Star Formation Rate Density
The cosmic star formation rate density — the total rate of stellar mass production per unit comoving volume as a function of redshift — rises from z=0 to a peak around z~2–3, then declines steeply at higher redshift. ΛCDM reproduces the broad shape of this curve through the interplay of gas cooling, feedback, and the hierarchical assembly of halos, but the peak amplitude, the sharpness of the decline above z~3, and the relatively flat low-redshift tail each have residual tensions with observations. The absolute calibration of the star formation rate density also depends on assumptions about the initial mass function and dust correction that can shift results by factors of order two. Successive Collision Theory provides a physically motivated origin for the entire shape of this curve. The post-collision plasma thermalization produces an initial burst of star formation as the plasma cools and the first density enhancements at collision nodes begin forming stars. This burst defines the high-redshift rise of the star formation rate density.
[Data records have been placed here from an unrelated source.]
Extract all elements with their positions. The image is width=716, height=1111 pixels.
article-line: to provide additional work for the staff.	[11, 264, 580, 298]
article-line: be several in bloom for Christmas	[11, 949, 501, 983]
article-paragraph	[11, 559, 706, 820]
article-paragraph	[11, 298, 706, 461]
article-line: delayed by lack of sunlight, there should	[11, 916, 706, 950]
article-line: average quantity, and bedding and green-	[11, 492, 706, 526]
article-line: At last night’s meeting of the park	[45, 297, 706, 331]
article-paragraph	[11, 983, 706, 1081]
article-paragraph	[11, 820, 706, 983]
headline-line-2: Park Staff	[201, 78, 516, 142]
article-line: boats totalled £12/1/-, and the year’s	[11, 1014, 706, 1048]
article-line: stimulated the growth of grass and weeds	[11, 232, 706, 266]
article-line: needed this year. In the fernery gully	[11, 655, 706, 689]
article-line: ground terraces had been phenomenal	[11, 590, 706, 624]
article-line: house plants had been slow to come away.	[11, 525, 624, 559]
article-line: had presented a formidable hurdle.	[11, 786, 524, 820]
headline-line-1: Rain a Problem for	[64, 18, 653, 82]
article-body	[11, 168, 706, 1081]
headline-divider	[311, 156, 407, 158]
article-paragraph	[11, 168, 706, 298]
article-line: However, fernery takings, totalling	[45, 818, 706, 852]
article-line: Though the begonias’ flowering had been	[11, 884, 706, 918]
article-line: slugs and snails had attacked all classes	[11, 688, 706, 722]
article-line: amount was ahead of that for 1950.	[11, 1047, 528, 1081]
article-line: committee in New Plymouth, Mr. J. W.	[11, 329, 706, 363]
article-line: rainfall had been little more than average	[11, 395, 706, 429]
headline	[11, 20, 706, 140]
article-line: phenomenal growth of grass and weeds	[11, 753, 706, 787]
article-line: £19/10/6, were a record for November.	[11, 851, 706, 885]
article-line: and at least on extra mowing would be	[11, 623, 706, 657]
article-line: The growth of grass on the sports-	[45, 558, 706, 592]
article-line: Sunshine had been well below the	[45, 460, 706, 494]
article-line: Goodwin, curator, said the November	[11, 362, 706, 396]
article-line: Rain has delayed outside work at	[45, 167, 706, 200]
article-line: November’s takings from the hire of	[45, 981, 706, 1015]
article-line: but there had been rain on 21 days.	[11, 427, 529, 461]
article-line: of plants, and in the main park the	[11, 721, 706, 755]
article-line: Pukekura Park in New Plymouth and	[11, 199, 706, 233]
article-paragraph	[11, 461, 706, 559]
The peak at z~2–3 corresponds in SCT to the epoch when the most massive collision-node structures — the proto-cluster cores and dense filament intersections — were simultaneously undergoing their peak gas infall rate and converting infalling gas into stars most efficiently. Above z~3, star formation was concentrated in the most overdense collision nodes but was also partially suppressed by the extreme radiation field from the collision thermalization era and by the high gas velocity dispersions inherited from the angular momentum of the collision. Below z~2, the star formation rate density declines as the dense gas reservoir at collision nodes is consumed and the globally declining tensor mesh reduces the rate at which halo potentials can cool and confine gas. The quenching of star formation in massive galaxies — which drives the sharp decline at low redshift — is accelerated by feedback from the massive early black holes that grew at collision nodes, linking the star formation rate density decline to the early SMBH assembly that SCT naturally produces through pre-existing matter.